Also, the water cooler needs lights ( for performance )
…wonder if there is ECC ram with RGB… :thinking:

2 Likes

Best practise for non ecc system. Run scrubs. Cross fingers.

2 Likes

I actually wrote up a system to checksum memory blocks, to try and detect corruption by malware. But, it in theory could also detect “some” types of memory errors. Like multi-bit errors on ECC RAM or any type of error on Non-ECC RAM.

Now this would not be “live” error detection on reads like ZFS. It would require a “scrub” program to be run regularly. Nor would it apply to all used memory. Only R/O blocks of code or data. And it would have to be integrated into the OS. Potentially even into the ELF files.

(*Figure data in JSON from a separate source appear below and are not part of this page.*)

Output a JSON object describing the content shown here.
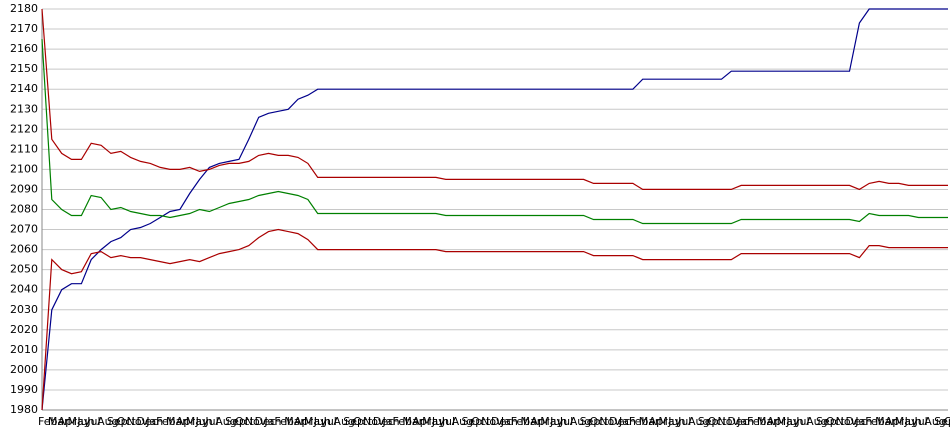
{
  "chart_data": {
    "type": "line",
    "categories": [
      "Feb",
      "Mar",
      "Apr",
      "May",
      "Jun",
      "Jul",
      "Aug",
      "Sep",
      "Oct",
      "Nov",
      "Dec",
      "Jan",
      "Feb",
      "Mar",
      "Apr",
      "May",
      "Jun",
      "Jul",
      "Aug",
      "Sep",
      "Oct",
      "Nov",
      "Dec",
      "Jan",
      "Feb",
      "Mar",
      "Apr",
      "May",
      "Jun",
      "Jul",
      "Aug",
      "Sep",
      "Oct",
      "Nov",
      "Dec",
      "Jan",
      "Feb",
      "Mar",
      "Apr",
      "May",
      "Jun",
      "Jul",
      "Aug",
      "Sep",
      "Oct",
      "Nov",
      "Dec",
      "Jan",
      "Feb",
      "Mar",
      "Apr",
      "May",
      "Jun",
      "Jul",
      "Aug",
      "Sep",
      "Oct",
      "Nov",
      "Dec",
      "Jan",
      "Feb",
      "Mar",
      "Apr",
      "May",
      "Jun",
      "Jul",
      "Aug",
      "Sep",
      "Oct",
      "Nov",
      "Dec",
      "Jan",
      "Feb",
      "Mar",
      "Apr",
      "May",
      "Jun",
      "Jul",
      "Aug",
      "Sep",
      "Oct",
      "Nov",
      "Dec",
      "Jan",
      "Feb",
      "Mar",
      "Apr",
      "May",
      "Jun",
      "Jul",
      "Aug",
      "Sep",
      "Oct"
    ],
    "series": [
      {
        "color": "#00008b",
        "values": [
          1980,
          2030,
          2040,
          2043,
          2043,
          2055,
          2060,
          2064,
          2066,
          2070,
          2071,
          2073,
          2076,
          2079,
          2080,
          2088,
          2095,
          2101,
          2103,
          2104,
          2105,
          2115,
          2126,
          2128,
          2129,
          2130,
          2135,
          2137,
          2140,
          2140,
          2140,
          2140,
          2140,
          2140,
          2140,
          2140,
          2140,
          2140,
          2140,
          2140,
          2140,
          2140,
          2140,
          2140,
          2140,
          2140,
          2140,
          2140,
          2140,
          2140,
          2140,
          2140,
          2140,
          2140,
          2140,
          2140,
          2140,
          2140,
          2140,
          2140,
          2140,
          2145,
          2145,
          2145,
          2145,
          2145,
          2145,
          2145,
          2145,
          2145,
          2149,
          2149,
          2149,
          2149,
          2149,
          2149,
          2149,
          2149,
          2149,
          2149,
          2149,
          2149,
          2149,
          2173,
          2180,
          2180,
          2180,
          2180,
          2180,
          2180,
          2180,
          2180,
          2180
        ]
      },
      {
        "color": "#aa0000",
        "values": [
          2180,
          2115,
          2108,
          2105,
          2105,
          2113,
          2112,
          2108,
          2109,
          2106,
          2104,
          2103,
          2101,
          2100,
          2100,
          2101,
          2099,
          2100,
          2102,
          2103,
          2103,
          2104,
          2107,
          2108,
          2107,
          2107,
          2106,
          2103,
          2096,
          2096,
          2096,
          2096,
          2096,
          2096,
          2096,
          2096,
          2096,
          2096,
          2096,
          2096,
          2096,
          2095,
          2095,
          2095,
          2095,
          2095,
          2095,
          2095,
          2095,
          2095,
          2095,
          2095,
          2095,
          2095,
          2095,
          2095,
          2093,
          2093,
          2093,
          2093,
          2093,
          2090,
          2090,
          2090,
          2090,
          2090,
          2090,
          2090,
          2090,
          2090,
          2090,
          2092,
          2092,
          2092,
          2092,
          2092,
          2092,
          2092,
          2092,
          2092,
          2092,
          2092,
          2092,
          2090,
          2093,
          2094,
          2093,
          2093,
          2092,
          2092,
          2092,
          2092,
          2092
        ]
      },
      {
        "color": "#008000",
        "values": [
          2165,
          2085,
          2080,
          2077,
          2077,
          2087,
          2086,
          2080,
          2081,
          2079,
          2078,
          2077,
          2077,
          2076,
          2077,
          2078,
          2080,
          2079,
          2081,
          2083,
          2084,
          2085,
          2087,
          2088,
          2089,
          2088,
          2087,
          2085,
          2078,
          2078,
          2078,
          2078,
          2078,
          2078,
          2078,
          2078,
          2078,
          2078,
          2078,
          2078,
          2078,
          2077,
          2077,
          2077,
          2077,
          2077,
          2077,
          2077,
          2077,
          2077,
          2077,
          2077,
          2077,
          2077,
          2077,
          2077,
          2075,
          2075,
          2075,
          2075,
          2075,
          2073,
          2073,
          2073,
          2073,
          2073,
          2073,
          2073,
          2073,
          2073,
          2073,
          2075,
          2075,
          2075,
          2075,
          2075,
          2075,
          2075,
          2075,
          2075,
          2075,
          2075,
          2075,
          2074,
          2078,
          2077,
          2077,
          2077,
          2077,
          2076,
          2076,
          2076,
          2076
        ]
      },
      {
        "color": "#aa0000",
        "values": [
          1980,
          2055,
          2050,
          2048,
          2049,
          2058,
          2059,
          2056,
          2057,
          2056,
          2056,
          2055,
          2054,
          2053,
          2054,
          2055,
          2054,
          2056,
          2058,
          2059,
          2060,
          2062,
          2066,
          2069,
          2070,
          2069,
          2068,
          2065,
          2060,
          2060,
          2060,
          2060,
          2060,
          2060,
          2060,
          2060,
          2060,
          2060,
          2060,
          2060,
          2060,
          2059,
          2059,
          2059,
          2059,
          2059,
          2059,
          2059,
          2059,
          2059,
          2059,
          2059,
          2059,
          2059,
          2059,
          2059,
          2057,
          2057,
          2057,
          2057,
          2057,
          2055,
          2055,
          2055,
          2055,
          2055,
          2055,
          2055,
          2055,
          2055,
          2055,
          2058,
          2058,
          2058,
          2058,
          2058,
          2058,
          2058,
          2058,
          2058,
          2058,
          2058,
          2058,
          2056,
          2062,
          2062,
          2061,
          2061,
          2061,
          2061,
          2061,
          2061,
          2061
        ]
      }
    ],
    "ylim": [
      1980,
      2180
    ],
    "yticks": [
      1980,
      1990,
      2000,
      2010,
      2020,
      2030,
      2040,
      2050,
      2060,
      2070,
      2080,
      2090,
      2100,
      2110,
      2120,
      2130,
      2140,
      2150,
      2160,
      2170,
      2180
    ],
    "grid": true
  }
}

All in all, a major effort. However, one which might both improve security and reliability.

1 Like

This old theread discusses debug flag ZFS_DEBUG_MODIFY which triggers checksumming in memory. I suppose one could enable it on non-ECC systems, but that only highlights that the best solution is to use ECC RAM in the first place.

I’ve recently build a new system with ECC memory on a very tight budget. This is what I got:

  • Motherboard Supermicro X9DRL-iF (~$75)
    – 10 SATA ports (only 2 are SATA III, but SATA II is enough for hard drives)
    – LGA 2011 socket, Intel C602 chipset (2012)
  • CPU Intel Xeon E5-2667v2 (8 cores, 16 threads | 3.3GHz w/ boost up to 4GHz) (~$24)
  • Memory 2×32 GB ECC LRDIMM DDR3 (samsung m386b4g70dm0-cma3) (~$17,5 each, ~$35 for both)

The whole system is about $135

And no, I don’t live in USA or something. I don’t even have ebay in my country :slight_smile:

I understand you can’t use ATX and therefore this exact motherboard is not suitable for you, but my point is you don’t have to break a bank to build an ECC system

4 Likes